Alzheimer's disease, the most common neurodegenerative disorder of senile dementia, is characterized by two major morpho-pathological hallmarks. Deposition of extracellular neuritic, beta-amyloid peptide-containing plaques (senile plaques) in cerebral cortical regions of Alzheimer patients is accompanied by the presence of intracellular neurofibrillary tangles in cerebral pyramidal neurons.
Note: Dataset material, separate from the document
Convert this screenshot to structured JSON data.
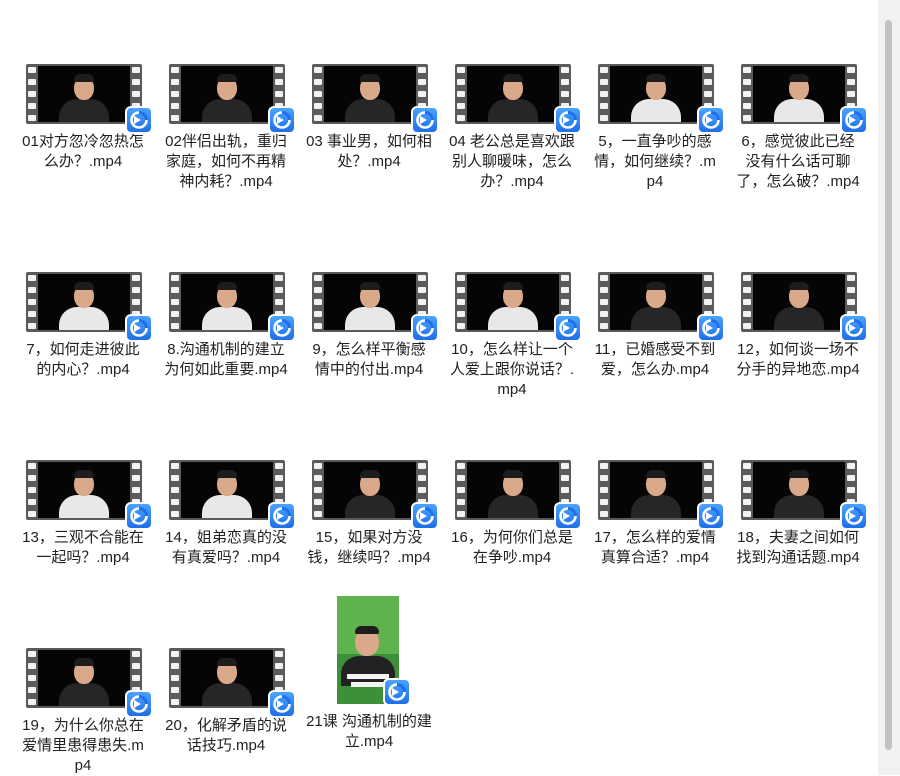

Basal forebrain cholinergic dysfunction is also a consistent feature of Alzheimer's disease, which has been suggested to cause, at least partly, the cognitive deficits observed in patients with Alzheimer's disease. Impaired cortical cholinergic neurotransmission may also contribute to beta-amyloid plaque pathology in Alzheimer's disease by affecting expression and processing of the beta-amyloid precursor protein (APP). Vice versa, low level of soluble beta-amyloid has been observed to inhibit cholinergic synaptic function. Deposition of beta-amyloid plaques in Alzheimer's disease is also accompanied by a significant plaque-associated glial up-regulation of interleukin-1, which has been attributed to affect expression and metabolism of APP and to interfere with cholinergic transmission. Understanding the molecular mechanisms underlying the interrelationship between cortical cholinergic dysfunction, beta-amyloid formation and deposition, as well as local inflammatory upregulation, would allow to derive potential treatment strategies to pharmacologically intervene in the disease-causing signaling cascade.